It's Been a Long Time, Now I'm Coming Back Home
It's not that I haven't had time to draft the handwritten interview with Once. I just haven't done it. There are many things I haven't done that I need to do. There are many reasons for this. Blocks chief among them. Certain characters stealing center stage being another. And the fact that this little birdie ain't right in the head right now. But I'll be working on that. The thing about that is that I don't think I'll ever be totally normal. I know my brain's a strange thing. I know that I'll always be the strange bird, but there's no reason a strange bird has to be unwell. I don't know if this means meds. I haven't had my first session yet. We'll just have to see.

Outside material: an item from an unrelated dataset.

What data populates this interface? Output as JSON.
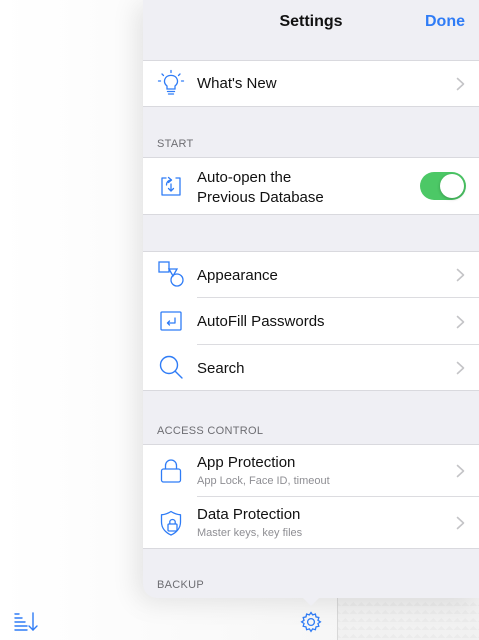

One of the things that has always worried me about getting counseling and using anti depressants or anti anxiety meds is that my creative cycles are pretty much hermetically sealed to my emotional cycles. I don't think that taking something like Lexapro would render me unable to create, but I wonder how easy it will be. I don't create well when depressed. Depression typically grows around a block and becomes a block. It's the upswing, the manic phase of my cycle, where the work gets done. I've always worried that balancing this tightrope act of emotions won't be exactly condusive to the way I create. Meaning that the depression won't dredge up the ideas and the manic won't be energetic enough for the work. Do you have to be unbalanced to be creative?

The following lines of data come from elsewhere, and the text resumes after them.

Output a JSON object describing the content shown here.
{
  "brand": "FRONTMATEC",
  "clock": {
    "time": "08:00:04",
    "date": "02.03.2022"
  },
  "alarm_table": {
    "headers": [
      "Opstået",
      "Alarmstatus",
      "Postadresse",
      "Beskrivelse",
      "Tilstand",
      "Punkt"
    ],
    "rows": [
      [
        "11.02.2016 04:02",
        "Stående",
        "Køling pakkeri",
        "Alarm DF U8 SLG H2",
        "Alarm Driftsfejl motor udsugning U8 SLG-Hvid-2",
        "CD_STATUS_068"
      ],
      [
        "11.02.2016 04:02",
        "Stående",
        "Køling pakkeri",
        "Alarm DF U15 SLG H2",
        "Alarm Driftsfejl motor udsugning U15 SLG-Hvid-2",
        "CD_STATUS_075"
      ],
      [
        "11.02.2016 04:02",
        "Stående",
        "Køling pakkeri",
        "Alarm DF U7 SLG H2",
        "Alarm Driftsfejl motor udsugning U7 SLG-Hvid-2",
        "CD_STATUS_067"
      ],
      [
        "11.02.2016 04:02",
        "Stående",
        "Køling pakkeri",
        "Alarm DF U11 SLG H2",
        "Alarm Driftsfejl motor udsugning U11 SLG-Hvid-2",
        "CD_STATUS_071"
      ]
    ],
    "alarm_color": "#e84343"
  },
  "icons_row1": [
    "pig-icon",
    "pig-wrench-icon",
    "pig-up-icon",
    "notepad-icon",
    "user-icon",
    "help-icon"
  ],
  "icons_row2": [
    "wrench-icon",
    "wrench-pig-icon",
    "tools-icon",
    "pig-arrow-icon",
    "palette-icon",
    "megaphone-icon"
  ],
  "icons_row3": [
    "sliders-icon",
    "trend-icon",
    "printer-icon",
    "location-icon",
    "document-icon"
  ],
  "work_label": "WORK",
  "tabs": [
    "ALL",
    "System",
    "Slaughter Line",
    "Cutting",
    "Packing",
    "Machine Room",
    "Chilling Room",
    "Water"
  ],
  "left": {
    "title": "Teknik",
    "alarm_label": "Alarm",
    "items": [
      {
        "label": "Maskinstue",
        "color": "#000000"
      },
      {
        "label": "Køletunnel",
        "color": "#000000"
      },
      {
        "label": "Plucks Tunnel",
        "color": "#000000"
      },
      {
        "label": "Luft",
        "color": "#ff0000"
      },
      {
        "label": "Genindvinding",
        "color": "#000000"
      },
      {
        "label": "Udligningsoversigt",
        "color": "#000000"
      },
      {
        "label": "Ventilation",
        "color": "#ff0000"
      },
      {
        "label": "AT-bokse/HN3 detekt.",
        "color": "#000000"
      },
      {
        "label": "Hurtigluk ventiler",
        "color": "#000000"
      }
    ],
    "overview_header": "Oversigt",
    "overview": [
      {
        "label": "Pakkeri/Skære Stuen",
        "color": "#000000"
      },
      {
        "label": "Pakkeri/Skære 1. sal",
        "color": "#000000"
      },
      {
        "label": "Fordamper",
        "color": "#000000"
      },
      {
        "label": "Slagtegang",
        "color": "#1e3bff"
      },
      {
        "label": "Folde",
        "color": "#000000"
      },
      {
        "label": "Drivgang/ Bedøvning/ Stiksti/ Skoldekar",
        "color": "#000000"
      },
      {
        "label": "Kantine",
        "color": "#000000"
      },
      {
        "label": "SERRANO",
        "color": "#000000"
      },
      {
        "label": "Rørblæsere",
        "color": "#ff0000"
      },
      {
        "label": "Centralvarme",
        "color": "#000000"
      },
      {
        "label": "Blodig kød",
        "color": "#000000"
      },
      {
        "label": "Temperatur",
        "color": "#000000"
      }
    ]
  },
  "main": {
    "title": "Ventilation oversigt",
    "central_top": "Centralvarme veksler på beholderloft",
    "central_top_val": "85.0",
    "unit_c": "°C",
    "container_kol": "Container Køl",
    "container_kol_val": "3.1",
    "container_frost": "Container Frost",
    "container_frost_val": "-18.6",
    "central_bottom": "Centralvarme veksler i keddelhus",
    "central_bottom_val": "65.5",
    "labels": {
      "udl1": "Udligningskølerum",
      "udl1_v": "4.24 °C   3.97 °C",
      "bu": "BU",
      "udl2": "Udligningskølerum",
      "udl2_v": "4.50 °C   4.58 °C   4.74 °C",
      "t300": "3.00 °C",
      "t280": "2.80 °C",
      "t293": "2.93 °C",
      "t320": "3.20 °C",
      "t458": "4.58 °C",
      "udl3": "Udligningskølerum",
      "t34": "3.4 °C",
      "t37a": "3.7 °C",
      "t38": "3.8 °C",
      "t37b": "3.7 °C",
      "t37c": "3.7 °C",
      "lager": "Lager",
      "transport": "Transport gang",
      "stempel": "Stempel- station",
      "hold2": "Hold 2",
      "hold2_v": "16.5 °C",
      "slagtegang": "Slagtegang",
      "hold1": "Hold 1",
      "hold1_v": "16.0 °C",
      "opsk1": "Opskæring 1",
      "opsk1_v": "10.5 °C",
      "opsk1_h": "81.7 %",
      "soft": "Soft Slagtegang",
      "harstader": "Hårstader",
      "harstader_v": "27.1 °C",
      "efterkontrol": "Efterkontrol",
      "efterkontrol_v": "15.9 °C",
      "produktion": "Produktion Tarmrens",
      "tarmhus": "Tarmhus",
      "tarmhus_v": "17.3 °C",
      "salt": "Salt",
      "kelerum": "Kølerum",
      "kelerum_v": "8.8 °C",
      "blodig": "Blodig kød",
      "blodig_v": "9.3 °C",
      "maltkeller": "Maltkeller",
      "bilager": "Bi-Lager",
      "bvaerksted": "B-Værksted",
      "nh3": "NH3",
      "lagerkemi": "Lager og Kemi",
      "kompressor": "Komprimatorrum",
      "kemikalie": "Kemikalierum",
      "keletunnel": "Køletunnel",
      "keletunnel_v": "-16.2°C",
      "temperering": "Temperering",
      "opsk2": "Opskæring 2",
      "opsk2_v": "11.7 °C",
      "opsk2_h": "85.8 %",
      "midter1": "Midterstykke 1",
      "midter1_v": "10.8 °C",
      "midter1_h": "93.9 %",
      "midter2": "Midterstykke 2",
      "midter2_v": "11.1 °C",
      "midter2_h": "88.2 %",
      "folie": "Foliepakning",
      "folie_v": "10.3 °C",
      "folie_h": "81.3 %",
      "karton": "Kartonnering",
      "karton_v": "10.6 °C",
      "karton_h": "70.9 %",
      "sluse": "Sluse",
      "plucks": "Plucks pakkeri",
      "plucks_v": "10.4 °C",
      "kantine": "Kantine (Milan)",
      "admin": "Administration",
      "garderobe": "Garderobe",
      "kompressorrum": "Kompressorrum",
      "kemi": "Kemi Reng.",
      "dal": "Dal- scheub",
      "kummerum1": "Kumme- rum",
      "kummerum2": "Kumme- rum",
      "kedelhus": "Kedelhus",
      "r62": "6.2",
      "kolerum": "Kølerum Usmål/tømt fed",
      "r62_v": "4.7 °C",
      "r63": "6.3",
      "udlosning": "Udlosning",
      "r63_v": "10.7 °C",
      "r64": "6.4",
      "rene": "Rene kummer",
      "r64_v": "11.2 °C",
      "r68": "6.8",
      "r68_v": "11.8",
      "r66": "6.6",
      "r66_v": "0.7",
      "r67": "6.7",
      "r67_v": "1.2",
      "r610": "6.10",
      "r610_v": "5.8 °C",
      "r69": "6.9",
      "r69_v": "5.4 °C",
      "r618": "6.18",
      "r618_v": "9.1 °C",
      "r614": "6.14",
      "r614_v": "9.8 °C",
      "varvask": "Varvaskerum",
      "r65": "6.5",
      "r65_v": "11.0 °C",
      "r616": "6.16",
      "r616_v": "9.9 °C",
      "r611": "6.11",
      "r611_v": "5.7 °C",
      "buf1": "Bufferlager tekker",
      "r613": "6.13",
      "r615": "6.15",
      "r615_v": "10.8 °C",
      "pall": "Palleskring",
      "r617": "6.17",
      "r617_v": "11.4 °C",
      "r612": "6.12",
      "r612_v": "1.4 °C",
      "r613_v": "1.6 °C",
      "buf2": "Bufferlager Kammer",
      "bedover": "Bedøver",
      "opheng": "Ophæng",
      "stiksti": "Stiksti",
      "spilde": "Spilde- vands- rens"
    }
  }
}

Some of our greatest writers and artists have been, for lack of a better phrase, fucking nuts. Poe, Van Gogh, Hemmingway, Plath. To name a few. And there are other who seem remarkably stable and normal, like Gaiman or Rowling. I'm pretty sure that all creative types are odd in some way. We see, hear or feel things that other people can't. This is why we create. But what's the difference between those brilliant unbalanced artists and the "normal" ones? I wouldn't buy that better art comes from the nutcases. Good, better and best are all subjective terms when it comes to art and literature. Do we want to measure it by success then? The crazies tend to be more successful after death. It's society's morbid fascination with things like that. They say oh, this writer committed suicide in a truly bizarre and sick way; let's read all her books now to find out why! It strikes me as odd and unfair that this happens. A good enough writer should be able to have success in life. But I'm just rambling here, not making any points that can be scientifically supported, just general observations on the way back up from a low point that's been very low indeed. When I have to say to someone that I don't feel I've been myself lately, something's wrong. All my friends who hit age 30 before me warned me that the warranty would run out, that biological breakdown would begin. For me, it's not my body that seems to be breaking. And it's not worrying about getting older on my part. I could care less how old I am. It's not something I have control over. But bodies change as they age. Brain chemicals, hormones, all that changes and can affect not just the body but the mind as well. My mother, in her 50s now and dealing with menopause, is a perfect example of how all this crap is connected.
There isn't anything I can do but wait and see. I don't expect to be told that, after one session with a therapist, I need to be medicated. It'll take time for her to reach that conclusion, but by then, I'll have a better understanding of where I stand in the mental health department, which is likely at the front of the line for the not-quite-insane-but-damn-close.
When it comes to blues music, my husband likes to say that a blues singer oughta be unhappy because it's not blues if it's happy. He likes to extend this to all creative work. I wonder how much truth is in it.
This is not what I meant to go on about, but there it is. We'll just have to wait and see.